Erstaunt sah ich meine Muggelfreundin an.
«Ich habe da unzählige Fantasybücher gelesen, in denen immer wieder irgendwelche Leute ihre Gedanken oder Gefühle vor anderen verbergen mussten, die Gedanken lesen oder Gefühle erspüren konnten. Da gibt es eine ganze Reihe von Techniken, die sich je nach Autor unterscheiden – aber zumindest genug, dass es bestimmt eine darunter hat, die funktioniert.»
Gawain war geradezu euphorisch, als Joanne und ich ihm von dieser Idee erzählten und erklärte sich sofort bereit, mitzumachen. Und so kam es, dass ich tagelang mit Joanne und Gawain zusammengepfercht in unserem Wohnzimmer sass und übte. Nur an den Abenden gönnten wir uns eine kleine Auszeit, in der Gawain jeweils auf einem kleinen Schwerttrainig bestand.

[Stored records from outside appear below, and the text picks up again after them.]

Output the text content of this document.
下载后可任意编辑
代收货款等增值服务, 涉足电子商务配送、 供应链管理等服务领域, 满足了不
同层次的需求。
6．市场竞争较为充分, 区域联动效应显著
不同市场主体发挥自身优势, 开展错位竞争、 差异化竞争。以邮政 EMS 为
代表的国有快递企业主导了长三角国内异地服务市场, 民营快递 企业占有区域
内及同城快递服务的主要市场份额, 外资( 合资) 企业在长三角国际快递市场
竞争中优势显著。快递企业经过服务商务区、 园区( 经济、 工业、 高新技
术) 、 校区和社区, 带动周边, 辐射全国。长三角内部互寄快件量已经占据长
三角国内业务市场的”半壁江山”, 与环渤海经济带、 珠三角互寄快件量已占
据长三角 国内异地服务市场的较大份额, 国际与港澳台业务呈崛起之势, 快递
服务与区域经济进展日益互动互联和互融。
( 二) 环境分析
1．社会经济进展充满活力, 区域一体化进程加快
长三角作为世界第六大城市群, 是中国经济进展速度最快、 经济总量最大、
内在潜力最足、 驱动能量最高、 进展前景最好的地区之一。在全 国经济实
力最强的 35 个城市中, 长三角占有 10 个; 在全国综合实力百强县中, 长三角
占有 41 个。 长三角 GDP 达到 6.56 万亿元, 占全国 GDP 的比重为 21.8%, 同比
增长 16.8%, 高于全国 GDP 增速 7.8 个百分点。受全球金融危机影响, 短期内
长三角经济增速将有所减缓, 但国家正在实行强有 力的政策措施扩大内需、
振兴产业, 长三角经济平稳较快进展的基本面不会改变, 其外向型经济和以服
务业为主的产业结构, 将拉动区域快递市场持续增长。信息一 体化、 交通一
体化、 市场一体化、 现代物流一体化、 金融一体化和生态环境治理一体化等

Bald stellte ich fest, dass bei den meisten Techniken, die Joanne im Angebot hatte, Meditation und die Fähigkeit, den Geist zu fokusieren, eine zentrale Rolle spielte. Zumindest in dieser Disziplin machte ich auch tatsächlich Fortschritte und ich fühlte mich zunehmends ruhiger und ausgeglichener. Und dann hielt auch Boudicca Recht: Eines Abends gelang es mir doch tatsächlich, Gawain ... nicht zu besiegen, aber der Kampf endete in einem Unentschieden. Die nächste Parite gewann er allerdings wieder, da ich in meiner Euphorie meine Deckung vergass. Am darauffolgenden Abend, lief es allerdings anders: Wieder war ich konzentriert und klar wie bereits am Vorabend. Ich atmete ruhig und fokusierte mich auf die bevorstehende Aufgabe, ohne mir dabei aber allzuviel Druck zu machen. Ich würde mein Bestes geben. Wenn mich das zum Sieg führte, dann war das hervorragend, wenn nicht, dann war es eben Pech, aber ich hatte zumindest mein Bestes versucht. Es war eine ganz andere Haltung als früher, als ich nur auf den Sieg versessen gewesen war.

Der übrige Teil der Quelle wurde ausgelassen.